With students going back to school, it's a good time to review the 10 lessons that Americans should have learned if they were paying attention during the last few decades of debating education reform.

Once a student and also a teacher, I am now the parent of school-age children. So I can see this debate from three vantage points.

(1) The stew of educational success has these essential ingredients: The student has to be serious and committed to doing well, his or her parents have to be invested in their child's education and committed to the same goal, and the schools have to produce an environment where all children can achieve at grade level with, as the law says, "no child left behind" and no child held back.

(2) Low expectations by teachers are the root of much of the evils that plague our public schools and prevent students from achieving their fullest potential. Young people are naturally curious and have much more capacity to learn than they are sometimes given credit for. And when educators make counterproductive assumptions about who can succeed and who can't, they set up a self-fulfilling prophecy.

(3) While most educators won't admit it, race and class do matter. Ability grouping, also known as tracking, is illegal in many states, but it still occurs because of necessity. It helps teachers manage a classroom of 20 to 25 students who learn at different speeds. Latinos and African-Americans, along with economically disadvantaged whites, are often assumed to come from families that don't value education.

(4) Measuring teacher performance is a slippery process, in part because of the age-old debate in education about whether good and effective teaching is an art or a science. If art, then its value may be in the eye of the beholder. But if science, then its value can be empirically measured through student performance. And rewards or penalties can be doled out to encourage better outcomes.

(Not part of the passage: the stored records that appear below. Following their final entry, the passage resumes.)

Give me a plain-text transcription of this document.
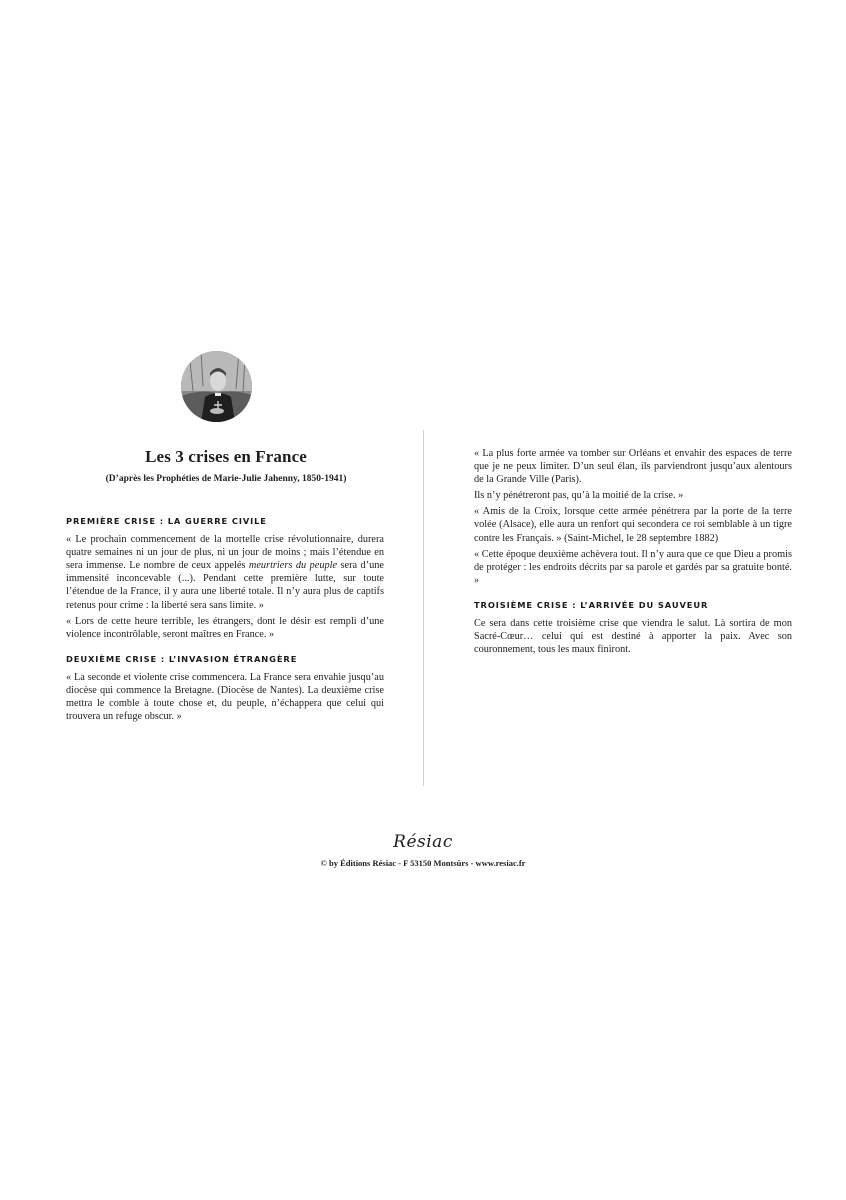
Les 3 crises en France
(D’après les Prophéties de Marie-Julie Jahenny, 1850-1941)
PREMIÈRE CRISE : LA GUERRE CIVILE

« Le prochain commencement de la mortelle crise révolutionnaire, durera quatre semaines ni un jour de plus, ni un jour de moins ; mais l’étendue en sera immense. Le nombre de ceux appelés meurtriers du peuple sera d’une immensité inconcevable (...). Pendant cette première lutte, sur toute l’étendue de la France, il y aura une liberté totale. Il n’y aura plus de captifs retenus pour crime : la liberté sera sans limite. »

« Lors de cette heure terrible, les étrangers, dont le désir est rempli d’une violence incontrôlable, seront maîtres en France. »

DEUXIÈME CRISE : L’INVASION ÉTRANGÈRE

« La seconde et violente crise commencera. La France sera envahie jusqu’au diocèse qui commence la Bretagne. (Diocèse de Nantes). La deuxième crise mettra le comble à toute chose et, du peuple, n’échappera que celui qui trouvera un refuge obscur. »

« La plus forte armée va tomber sur Orléans et envahir des espaces de terre que je ne peux limiter. D’un seul élan, ils parviendront jusqu’aux alentours de la Grande Ville (Paris).

Ils n’y pénétreront pas, qu’à la moitié de la crise. »

« Amis de la Croix, lorsque cette armée pénétrera par la porte de la terre volée (Alsace), elle aura un renfort qui secondera ce roi semblable à un tigre contre les Français. » (Saint-Michel, le 28 septembre 1882)

« Cette époque deuxième achèvera tout. Il n’y aura que ce que Dieu a promis de protéger : les endroits décrits par sa parole et gardés par sa gratuite bonté. »

TROISIÈME CRISE : L’ARRIVÉE DU SAUVEUR

Ce sera dans cette troisième crise que viendra le salut. Là sortira de mon Sacré-Cœur… celui qui est destiné à apporter la paix. Avec son couronnement, tous les maux finiront.

Résiac
© by Éditions Résiac - F 53150 Montsûrs - www.resiac.fr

(5) When attempting any kind of education reform, whether we're talking about setting standards or strengthening accountability or gauging student performance through regular exams, we should always assume that changing the system will be a long and difficult ordeal because public schools routinely put the convenience of the adults who work there before the interests of the children who learn there.

(6) Educators will protest that they can't be blamed for the poor performance of students that come from disadvantaged or dysfunctional homes that might keep them from doing well in school. But you'll notice that this doesn't stop those who teach from taking their share of credit for the high performance of other students who come from healthy and positive environments that might help them do well in school.

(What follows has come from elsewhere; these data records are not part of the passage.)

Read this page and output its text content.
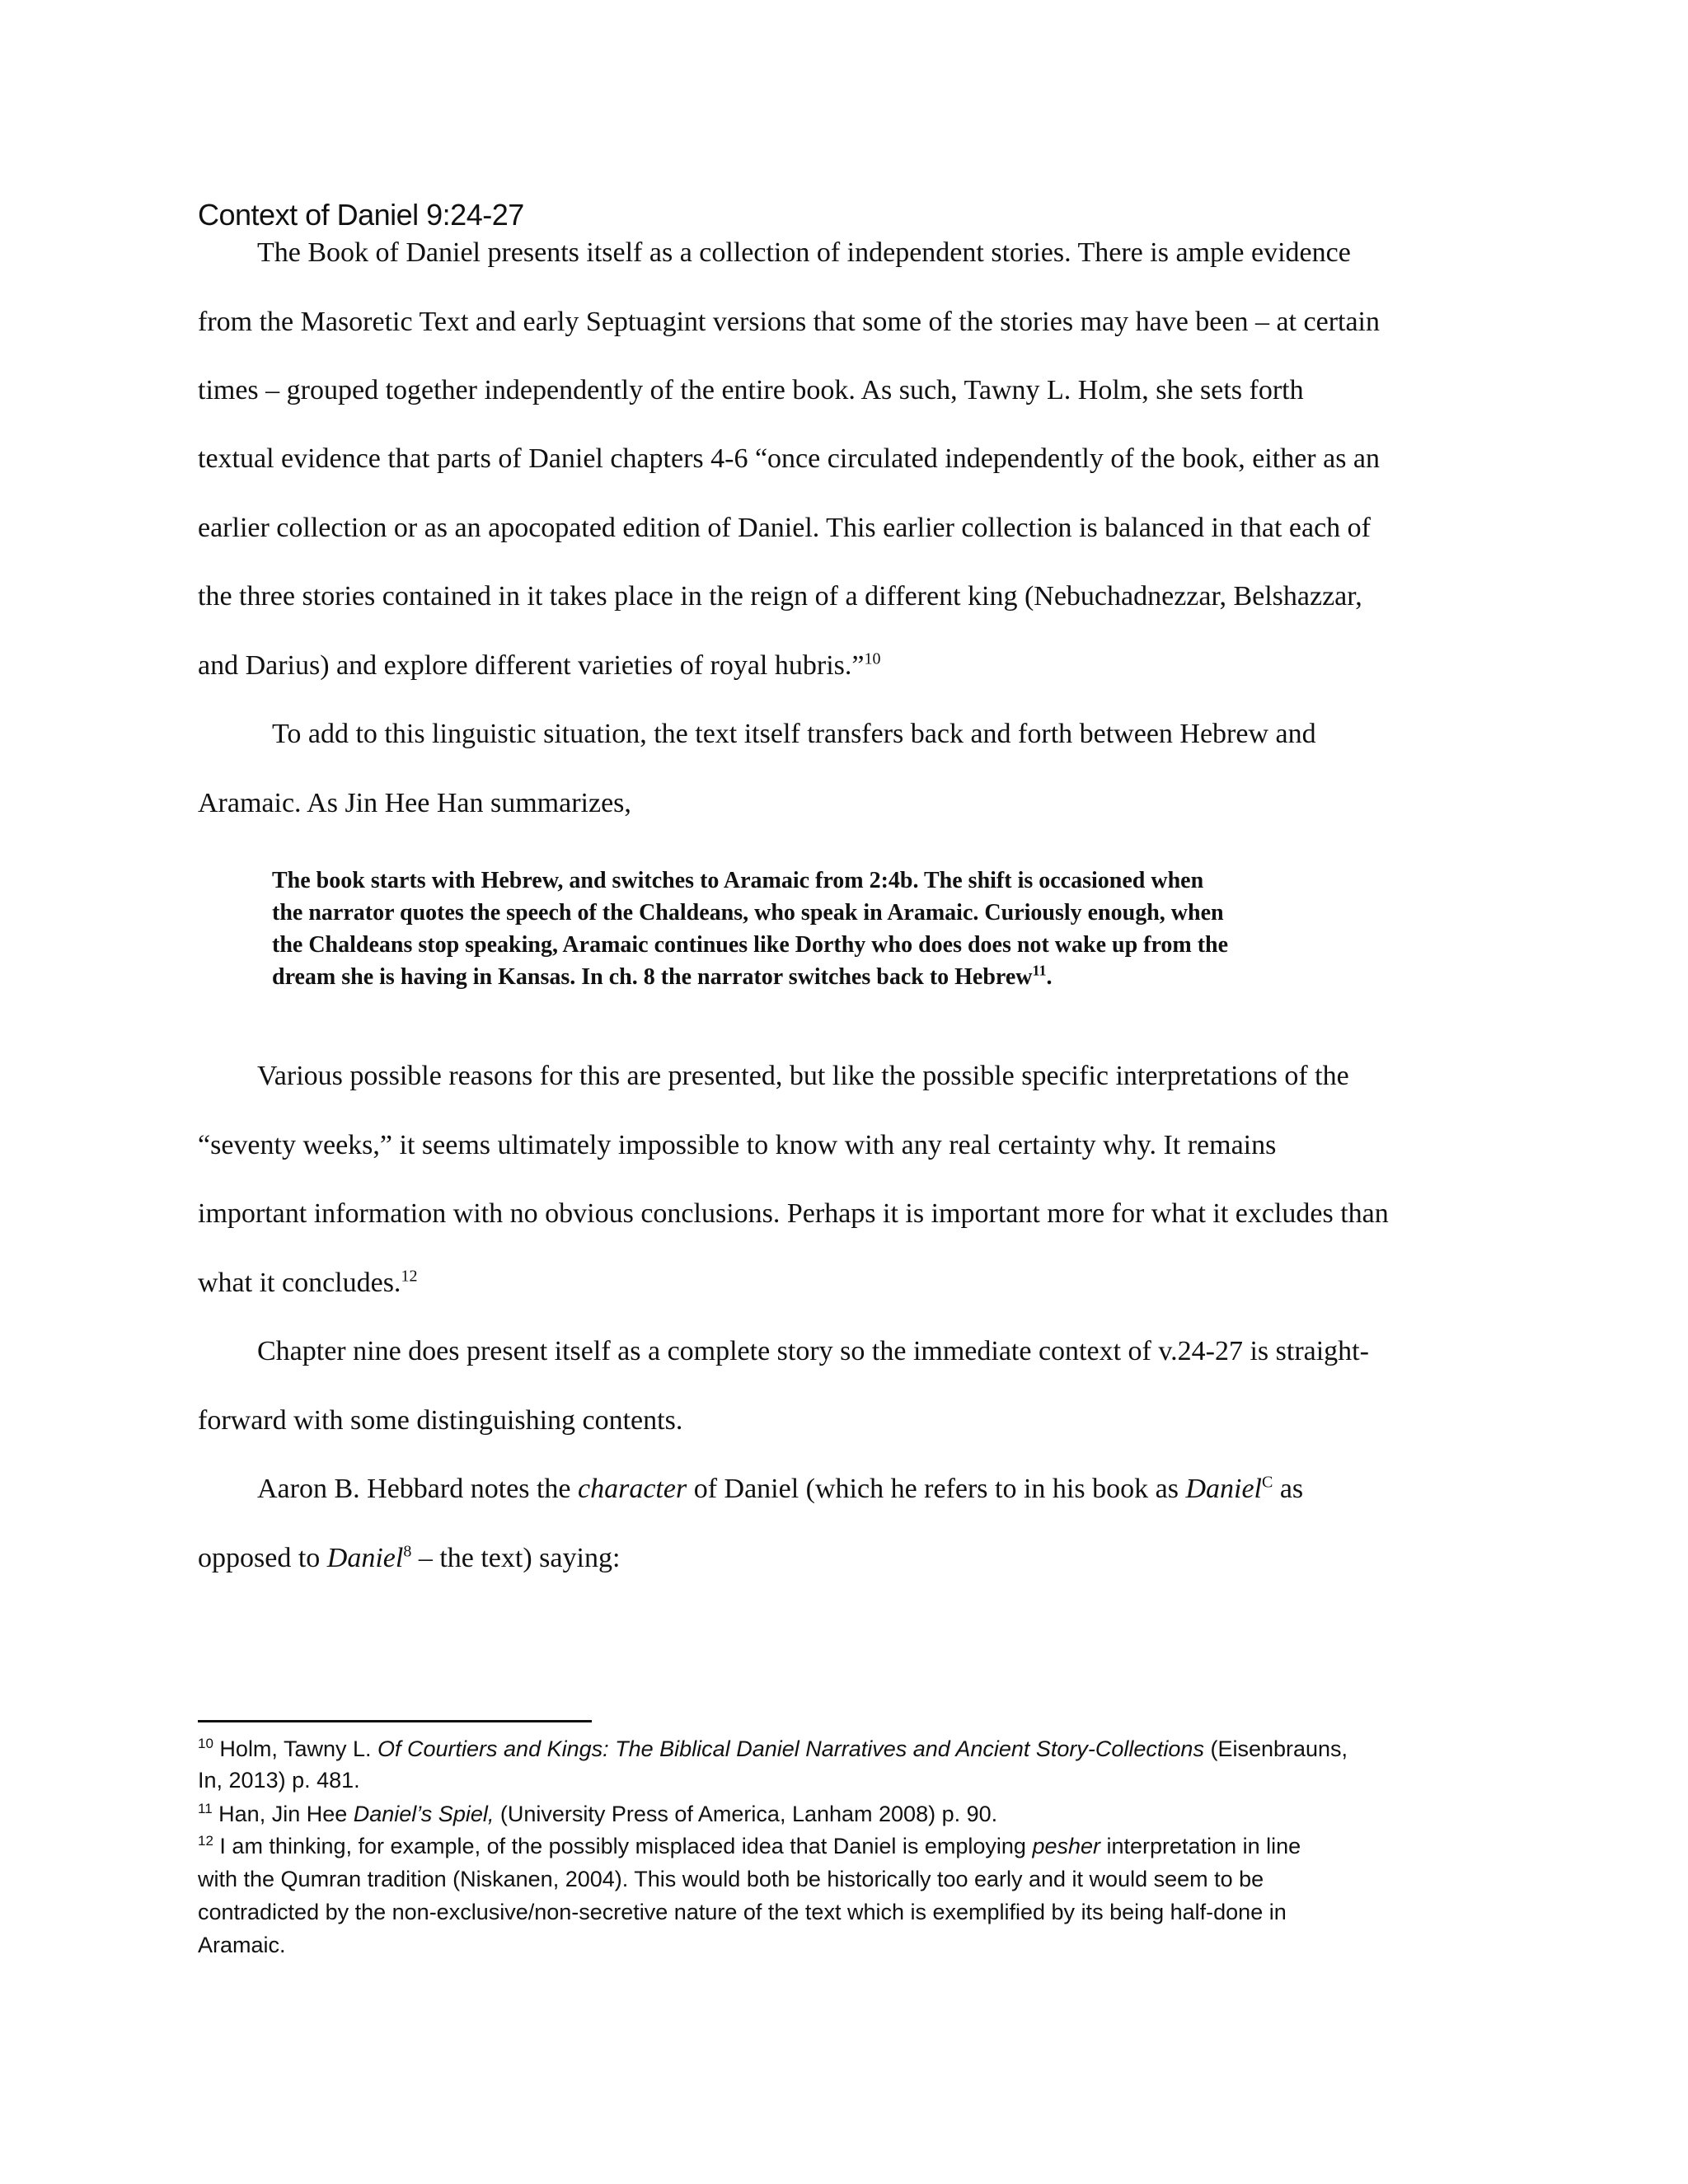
Context of Daniel 9:24-27
The Book of Daniel presents itself as a collection of independent stories. There is ample evidence
from the Masoretic Text and early Septuagint versions that some of the stories may have been – at certain
times – grouped together independently of the entire book. As such, Tawny L. Holm, she sets forth
textual evidence that parts of Daniel chapters 4-6 “once circulated independently of the book, either as an
earlier collection or as an apocopated edition of Daniel. This earlier collection is balanced in that each of
the three stories contained in it takes place in the reign of a different king (Nebuchadnezzar, Belshazzar,
and Darius) and explore different varieties of royal hubris.”$^{10}$
To add to this linguistic situation, the text itself transfers back and forth between Hebrew and
Aramaic. As Jin Hee Han summarizes,
The book starts with Hebrew, and switches to Aramaic from 2:4b. The shift is occasioned when
the narrator quotes the speech of the Chaldeans, who speak in Aramaic. Curiously enough, when
the Chaldeans stop speaking, Aramaic continues like Dorthy who does does not wake up from the
dream she is having in Kansas. In ch. 8 the narrator switches back to Hebrew$^{11}$.
Various possible reasons for this are presented, but like the possible specific interpretations of the
“seventy weeks,” it seems ultimately impossible to know with any real certainty why. It remains
important information with no obvious conclusions. Perhaps it is important more for what it excludes than
what it concludes.$^{12}$
Chapter nine does present itself as a complete story so the immediate context of v.24-27 is straight-
forward with some distinguishing contents.
Aaron B. Hebbard notes the character of Daniel (which he refers to in his book as Daniel$^C$ as
opposed to Daniel$^8$ – the text) saying:
$^{10}$ Holm, Tawny L. Of Courtiers and Kings: The Biblical Daniel Narratives and Ancient Story-Collections (Eisenbrauns,
In, 2013) p. 481.
$^{11}$ Han, Jin Hee Daniel’s Spiel, (University Press of America, Lanham 2008) p. 90.
$^{12}$ I am thinking, for example, of the possibly misplaced idea that Daniel is employing pesher interpretation in line
with the Qumran tradition (Niskanen, 2004). This would both be historically too early and it would seem to be
contradicted by the non-exclusive/non-secretive nature of the text which is exemplified by its being half-done in
Aramaic.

(7) Teachers often make the worst students. They resist adopting new teaching methods, and often fall back into old habits of leading classrooms the way they have for decades even though the student population has changed dramatically in that time. They are especially hostile to being challenged by non-teachers, insisting that only those who have been in the classroom have the right to discuss what happens in one.

(8) One constant obstacle to reform is that many teachers see the classroom as their own personal office space, where they carry out their daily assignment just like other employees do in the private sector. And even though teachers are on the public payroll, they sometimes resist curriculum changes or accountability measures as unfair and unhelpful attempts to invade their space and meddle with their work.

(9) As proponents of Common Core learned the hard way, not every parent in America welcomes the idea of making sure students in different states and school districts have the same curriculum. For those parents who feel shortchanged by the current system, "same" means fairness. But for those who are content with their child's school and worry about dumbing down the subject matter, "same" means shared mediocrity.

(10) Finally, the politics of education reform are a mess. The issue splits both parties. Some Democrats see education as a civil right, and demand high academic benchmarks, while others cater to teachers unions by fighting attempts to achieve accountability. Some Republicans think the federal government has a responsibility to devise and enforce accountability measures, while others insist on local control.

Keep these lessons in mind as Americans re-engage the debate over education reform. All in pursuit of the crucial goal of making sure our public schools serve all students equitably, effectively and efficiently.